In general, a power supply refers to a circuit that converts an input voltage to a voltage of a desired level at a plurality of output terminals and outputs the voltage, and prevents a malfunction and damage of a load (for example, home appliance, industrial equipment, etc.) coupled to the output terminal. The overvoltage protection circuit is adopted for this purpose.
By connecting a microcomputer with a conventional overvoltage protection circuit to the output terminal of the power supply, the voltage of the output terminal is measured, and when it is detected that a voltage higher than a predetermined reference voltage is output, the microcomputer stops the operation of the power supply. It is designed to protect the circuit.
However, such an overvoltage protection circuit of a conventional power supply uses a microcomputer to cut off the circuit when an overvoltage is detected at the output of the power supply, thereby increasing the load to be processed by the microcomputer.
In this case, the load of the microcomputer is further increased in a circuit using multiple multi-output stages having a large number of output stages of the power supply, and a structural problem in which the economic burden of using a high-speed and expensive microcomputer is increased for this purpose. have.
The present invention provides an overvoltage protection circuit of a power supply which can protect a circuit from an overvoltage applied to an output end of a power supply even with a simple circuit configuration.
An overvoltage protection circuit according to an embodiment of the present invention includes a transformer for transforming an input voltage into an output voltage required by a load; A rectifier diode for rectifying the voltage transformed by the transformer; A smoothing capacitor for smoothing the voltage rectified by the rectifying diode; A Zener diode whose conduction state is controlled according to the level of the rectified and smoothed output voltage in the rectifying diode and the smoothing capacitor; And first and second switching devices that are turned on and electrically connected to each other when the output voltage level applied to the zener diode is equal to or higher than the zener voltage of the zener diode.

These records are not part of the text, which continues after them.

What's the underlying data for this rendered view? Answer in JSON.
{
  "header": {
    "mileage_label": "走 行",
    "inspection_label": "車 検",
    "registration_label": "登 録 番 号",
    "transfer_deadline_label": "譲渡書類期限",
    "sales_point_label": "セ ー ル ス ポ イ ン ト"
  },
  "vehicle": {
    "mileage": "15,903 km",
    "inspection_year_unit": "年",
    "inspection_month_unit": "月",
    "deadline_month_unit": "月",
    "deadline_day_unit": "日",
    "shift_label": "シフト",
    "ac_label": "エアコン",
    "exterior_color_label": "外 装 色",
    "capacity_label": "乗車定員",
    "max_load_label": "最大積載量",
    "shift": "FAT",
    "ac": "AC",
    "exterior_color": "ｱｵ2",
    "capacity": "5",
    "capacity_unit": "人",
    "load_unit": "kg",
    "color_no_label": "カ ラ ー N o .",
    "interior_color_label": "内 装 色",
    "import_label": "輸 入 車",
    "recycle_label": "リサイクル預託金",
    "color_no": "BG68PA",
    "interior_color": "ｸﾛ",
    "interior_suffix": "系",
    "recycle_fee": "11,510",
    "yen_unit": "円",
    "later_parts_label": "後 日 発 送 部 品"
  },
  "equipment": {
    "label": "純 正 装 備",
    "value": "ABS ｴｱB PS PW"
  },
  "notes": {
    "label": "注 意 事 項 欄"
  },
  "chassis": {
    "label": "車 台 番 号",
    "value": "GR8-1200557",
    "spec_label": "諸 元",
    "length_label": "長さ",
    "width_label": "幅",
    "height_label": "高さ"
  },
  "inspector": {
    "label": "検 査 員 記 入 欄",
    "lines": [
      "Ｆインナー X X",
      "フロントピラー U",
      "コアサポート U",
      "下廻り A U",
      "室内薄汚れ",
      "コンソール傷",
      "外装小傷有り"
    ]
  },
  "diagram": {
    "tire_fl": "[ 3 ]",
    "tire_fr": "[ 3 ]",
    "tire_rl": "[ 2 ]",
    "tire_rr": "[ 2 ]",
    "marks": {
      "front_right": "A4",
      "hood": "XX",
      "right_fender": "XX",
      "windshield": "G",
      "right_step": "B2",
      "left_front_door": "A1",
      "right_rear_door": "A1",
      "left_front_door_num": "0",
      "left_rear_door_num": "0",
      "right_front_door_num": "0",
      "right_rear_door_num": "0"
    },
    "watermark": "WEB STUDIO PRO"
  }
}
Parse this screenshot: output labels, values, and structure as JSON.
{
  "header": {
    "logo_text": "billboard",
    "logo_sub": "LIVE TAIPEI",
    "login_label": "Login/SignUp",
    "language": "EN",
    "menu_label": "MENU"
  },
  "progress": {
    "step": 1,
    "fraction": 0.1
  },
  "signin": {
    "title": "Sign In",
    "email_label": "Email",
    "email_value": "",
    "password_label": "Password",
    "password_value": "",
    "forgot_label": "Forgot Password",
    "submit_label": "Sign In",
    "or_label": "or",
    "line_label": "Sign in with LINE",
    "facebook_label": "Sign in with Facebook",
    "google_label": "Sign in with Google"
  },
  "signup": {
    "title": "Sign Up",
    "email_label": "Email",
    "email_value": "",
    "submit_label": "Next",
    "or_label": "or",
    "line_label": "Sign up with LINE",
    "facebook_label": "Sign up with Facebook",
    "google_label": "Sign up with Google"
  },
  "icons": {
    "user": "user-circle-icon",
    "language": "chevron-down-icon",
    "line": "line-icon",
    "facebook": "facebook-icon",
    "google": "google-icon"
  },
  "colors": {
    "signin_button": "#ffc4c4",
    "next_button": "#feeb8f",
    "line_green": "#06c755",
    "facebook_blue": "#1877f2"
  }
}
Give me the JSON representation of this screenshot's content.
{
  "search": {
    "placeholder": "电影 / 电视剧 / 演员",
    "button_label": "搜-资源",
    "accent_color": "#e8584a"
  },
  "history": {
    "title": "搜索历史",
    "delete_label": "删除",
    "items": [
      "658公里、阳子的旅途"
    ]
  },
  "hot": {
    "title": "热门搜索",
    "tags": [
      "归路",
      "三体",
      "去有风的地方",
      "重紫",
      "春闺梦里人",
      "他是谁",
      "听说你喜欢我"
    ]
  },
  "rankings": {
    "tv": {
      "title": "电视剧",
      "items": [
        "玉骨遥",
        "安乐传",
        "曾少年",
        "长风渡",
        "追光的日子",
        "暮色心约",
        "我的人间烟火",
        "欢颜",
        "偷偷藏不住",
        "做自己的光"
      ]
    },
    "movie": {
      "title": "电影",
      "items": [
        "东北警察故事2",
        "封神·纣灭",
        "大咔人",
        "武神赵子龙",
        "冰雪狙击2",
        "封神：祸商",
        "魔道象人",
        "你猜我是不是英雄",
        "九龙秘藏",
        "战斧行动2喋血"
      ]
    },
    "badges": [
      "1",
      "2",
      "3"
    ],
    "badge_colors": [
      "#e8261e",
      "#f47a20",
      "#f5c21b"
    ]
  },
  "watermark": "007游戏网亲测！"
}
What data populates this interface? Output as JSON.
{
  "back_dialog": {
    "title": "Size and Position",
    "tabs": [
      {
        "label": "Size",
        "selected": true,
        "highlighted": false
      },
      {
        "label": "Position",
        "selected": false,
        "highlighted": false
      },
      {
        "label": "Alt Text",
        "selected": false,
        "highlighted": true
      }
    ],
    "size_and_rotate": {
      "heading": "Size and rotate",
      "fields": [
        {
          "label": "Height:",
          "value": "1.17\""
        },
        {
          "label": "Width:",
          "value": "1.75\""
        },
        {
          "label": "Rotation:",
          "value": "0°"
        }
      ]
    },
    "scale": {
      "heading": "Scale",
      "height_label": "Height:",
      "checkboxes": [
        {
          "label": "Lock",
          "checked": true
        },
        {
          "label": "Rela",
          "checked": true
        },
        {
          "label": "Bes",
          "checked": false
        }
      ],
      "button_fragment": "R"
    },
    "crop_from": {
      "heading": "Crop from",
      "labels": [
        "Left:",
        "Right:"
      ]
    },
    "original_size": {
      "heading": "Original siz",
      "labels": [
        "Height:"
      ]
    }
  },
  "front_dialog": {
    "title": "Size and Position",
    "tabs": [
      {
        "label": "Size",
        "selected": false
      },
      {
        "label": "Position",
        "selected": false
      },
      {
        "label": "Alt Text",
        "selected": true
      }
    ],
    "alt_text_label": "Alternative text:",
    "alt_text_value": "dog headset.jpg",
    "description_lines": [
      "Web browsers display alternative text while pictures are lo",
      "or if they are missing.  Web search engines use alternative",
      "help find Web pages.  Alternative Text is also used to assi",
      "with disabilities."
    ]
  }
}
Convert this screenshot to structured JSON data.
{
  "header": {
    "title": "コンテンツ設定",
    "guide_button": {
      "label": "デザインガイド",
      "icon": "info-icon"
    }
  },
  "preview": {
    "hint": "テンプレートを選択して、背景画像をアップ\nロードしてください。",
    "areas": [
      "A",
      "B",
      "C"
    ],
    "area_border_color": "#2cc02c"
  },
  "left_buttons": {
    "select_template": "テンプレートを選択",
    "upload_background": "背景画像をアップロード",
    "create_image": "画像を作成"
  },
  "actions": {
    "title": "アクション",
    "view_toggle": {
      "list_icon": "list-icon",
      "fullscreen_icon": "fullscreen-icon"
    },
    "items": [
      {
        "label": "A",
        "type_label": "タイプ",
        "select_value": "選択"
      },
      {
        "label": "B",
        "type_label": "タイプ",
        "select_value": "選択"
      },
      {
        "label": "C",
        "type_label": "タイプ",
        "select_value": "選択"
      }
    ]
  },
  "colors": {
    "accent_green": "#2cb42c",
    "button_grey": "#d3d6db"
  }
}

According to the present invention, by using a simple overvoltage protection circuit composed of a switching element such as a Zener diode and a FET to protect the load from overvoltage, the circuit can be easily configured and the protection circuit can be configured at a low cost.
In addition, as the zener voltage of the zener diode is changed, various load voltages can be satisfied, and thus, all the power supplies having multiple output stages can be applied.
1 is a circuit diagram illustrating an output terminal of an LED driver to which an overvoltage protection circuit according to an embodiment of the present invention is applied.
2 is a view showing a simulation waveform of the voltage applied to each node in the overvoltage protection circuit according to an embodiment of the present invention.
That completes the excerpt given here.